Federal Judge Blocks Trump’s Mail-In Voting Order, Ruling President Overstepped His Authority

Trump mail-in voting executive order blocked federal judge

A federal judge has blocked President Trump’s executive order targeting mail-in voting rules, preventing it from taking effect before November’s congressional elections. US District Judge Indira Talwani, sitting in Boston, sided Thursday with a coalition of 23 Democratic-led states and the District of Columbia, ruling that Trump exceeded his constitutional authority when he signed the order in March.

“The Constitution does not grant the President any specific powers over elections,” Talwani wrote in her ruling. Elections in the United States have been administered by state and local governments since the republic’s founding in 1789, and Talwani concluded that Trump’s order ran directly against that constitutional structure.

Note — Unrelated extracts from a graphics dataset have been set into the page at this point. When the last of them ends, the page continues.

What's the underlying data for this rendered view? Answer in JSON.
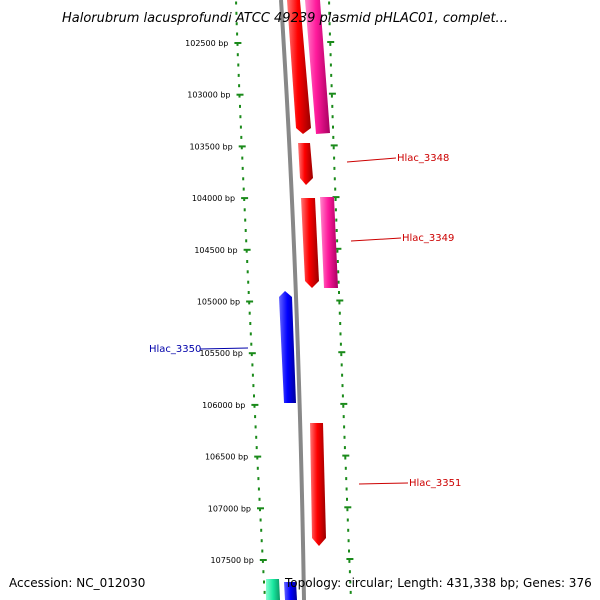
{
  "title": "Halorubrum lacusprofundi ATCC 49239 plasmid pHLAC01, complet...",
  "footer": {
    "accession": "Accession: NC_012030",
    "summary": "Topology: circular; Length: 431,338 bp; Genes: 376"
  },
  "ticks": [
    {
      "bp": 102500,
      "label": "102500 bp"
    },
    {
      "bp": 103000,
      "label": "103000 bp"
    },
    {
      "bp": 103500,
      "label": "103500 bp"
    },
    {
      "bp": 104000,
      "label": "104000 bp"
    },
    {
      "bp": 104500,
      "label": "104500 bp"
    },
    {
      "bp": 105000,
      "label": "105000 bp"
    },
    {
      "bp": 105500,
      "label": "105500 bp"
    },
    {
      "bp": 106000,
      "label": "106000 bp"
    },
    {
      "bp": 106500,
      "label": "106500 bp"
    },
    {
      "bp": 107000,
      "label": "107000 bp"
    },
    {
      "bp": 107500,
      "label": "107500 bp"
    }
  ],
  "gene_labels": [
    {
      "name": "Hlac_3348",
      "color": "#cc0000"
    },
    {
      "name": "Hlac_3349",
      "color": "#cc0000"
    },
    {
      "name": "Hlac_3350",
      "color": "#0000aa"
    },
    {
      "name": "Hlac_3351",
      "color": "#cc0000"
    }
  ],
  "colors": {
    "forward_cds": "#ff0000",
    "reverse_cds": "#0000ff",
    "feature_pink": "#ff1a9c",
    "feature_teal": "#19e8a0",
    "backbone": "#888888",
    "tick_marks": "#1a8a1a"
  }
}
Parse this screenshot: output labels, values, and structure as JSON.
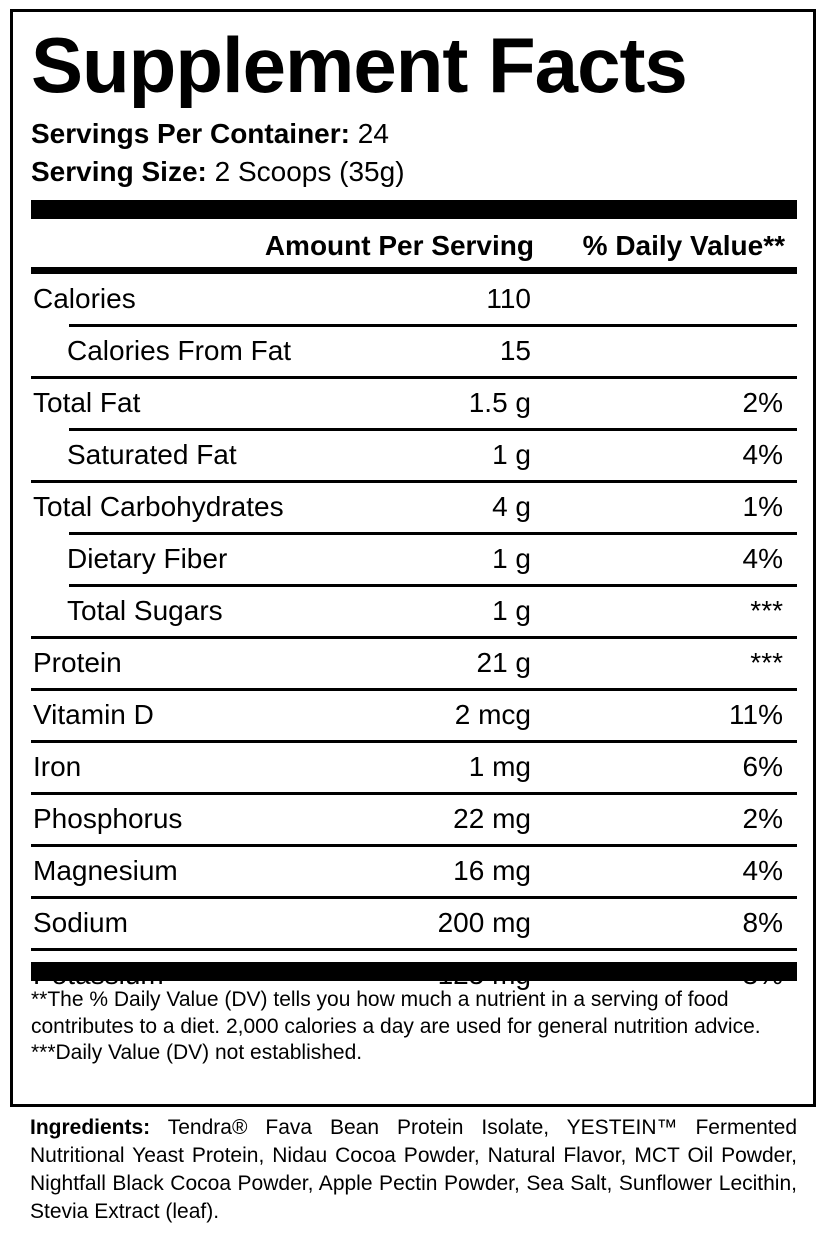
{
  "title": "Supplement Facts",
  "servings_per_container": {
    "label": "Servings Per Container:",
    "value": "24"
  },
  "serving_size": {
    "label": "Serving Size:",
    "value": "2 Scoops (35g)"
  },
  "header": {
    "amount": "Amount Per Serving",
    "daily_value": "% Daily Value**"
  },
  "rows": [
    {
      "name": "Calories",
      "amount": "110",
      "dv": "",
      "indent": false
    },
    {
      "name": "Calories From Fat",
      "amount": "15",
      "dv": "",
      "indent": true
    },
    {
      "name": "Total Fat",
      "amount": "1.5 g",
      "dv": "2%",
      "indent": false
    },
    {
      "name": "Saturated Fat",
      "amount": "1 g",
      "dv": "4%",
      "indent": true
    },
    {
      "name": "Total Carbohydrates",
      "amount": "4 g",
      "dv": "1%",
      "indent": false
    },
    {
      "name": "Dietary Fiber",
      "amount": "1 g",
      "dv": "4%",
      "indent": true
    },
    {
      "name": "Total Sugars",
      "amount": "1 g",
      "dv": "***",
      "indent": true
    },
    {
      "name": "Protein",
      "amount": "21 g",
      "dv": "***",
      "indent": false
    },
    {
      "name": "Vitamin D",
      "amount": "2 mcg",
      "dv": "11%",
      "indent": false
    },
    {
      "name": "Iron",
      "amount": "1 mg",
      "dv": "6%",
      "indent": false
    },
    {
      "name": "Phosphorus",
      "amount": "22 mg",
      "dv": "2%",
      "indent": false
    },
    {
      "name": "Magnesium",
      "amount": "16 mg",
      "dv": "4%",
      "indent": false
    },
    {
      "name": "Sodium",
      "amount": "200 mg",
      "dv": "8%",
      "indent": false
    },
    {
      "name": "Potassium",
      "amount": "125 mg",
      "dv": "3%",
      "indent": false
    }
  ],
  "footnotes": [
    "**The % Daily Value (DV) tells you how much a nutrient in a serving of food contributes to a diet. 2,000 calories a day are used for general nutrition advice.",
    "***Daily Value (DV) not established."
  ],
  "ingredients": {
    "label": "Ingredients:",
    "text": "Tendra® Fava Bean Protein Isolate, YESTEIN™ Fermented Nutritional Yeast Protein, Nidau Cocoa Powder, Natural Flavor, MCT Oil Powder, Nightfall Black Cocoa Powder, Apple Pectin Powder, Sea Salt, Sunflower Lecithin, Stevia Extract (leaf)."
  }
}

The order, signed March 31st, directed the Department of Homeland Security to compile lists of confirmed US citizens eligible to vote in each state — pulling from citizenship records, naturalisation data, and other federal databases — and transmit those lists to state election authorities. It also required the US Postal Service to deliver mail-in ballots only to voters on each state’s officially approved list, and directed the Justice Department to prioritise prosecution of election officials who send ballots to people deemed ineligible.

Talwani ruled that any DHS citizenship list would necessarily be incomplete because of privacy restrictions governing how sensitive personal data collected by federal agencies can be shared. She also found that USPS had no statutory authorisation to adopt binding regulations on mail-in voting.

A Split Between Federal Courts

Thursday’s ruling creates a direct conflict with an earlier decision from a different federal judge. US District Judge Carl Nichols — a Trump appointee sitting in Washington DC — declined in May to issue a preliminary injunction in a related lawsuit brought by Democrats, finding that their challenge was premature because the order had not yet been fully implemented. That case is currently on appeal.

USPS Postmaster General David Steiner told Congress Wednesday that under the proposed rules, the postal service would refuse to deliver ballots in states where officials decline to provide the required voter lists — though Steiner said he would comply with any court order blocking the restrictions. Thursday’s ruling from Talwani is precisely that.

Trump signed the order as part of a years-long effort to restrict access to mail-in voting, rooted in his repeated and false claims that the 2020 presidential election was stolen through widespread mail ballot fraud. That claim has been rejected by courts, election officials, and his own administration’s officials across dozens of legal proceedings.

The order’s political timing is significant. November’s congressional elections will determine control of both chambers of Congress. Mail-in voting expanded dramatically during the COVID-19 pandemic and has become a flashpoint in partisan election law disputes ever since. Democratic-led states have argued — and Thursday’s ruling confirms — that the president simply does not have the constitutional authority to dictate how states conduct federal elections, regardless of his policy preferences.

The White House did not immediately respond to a request for comment.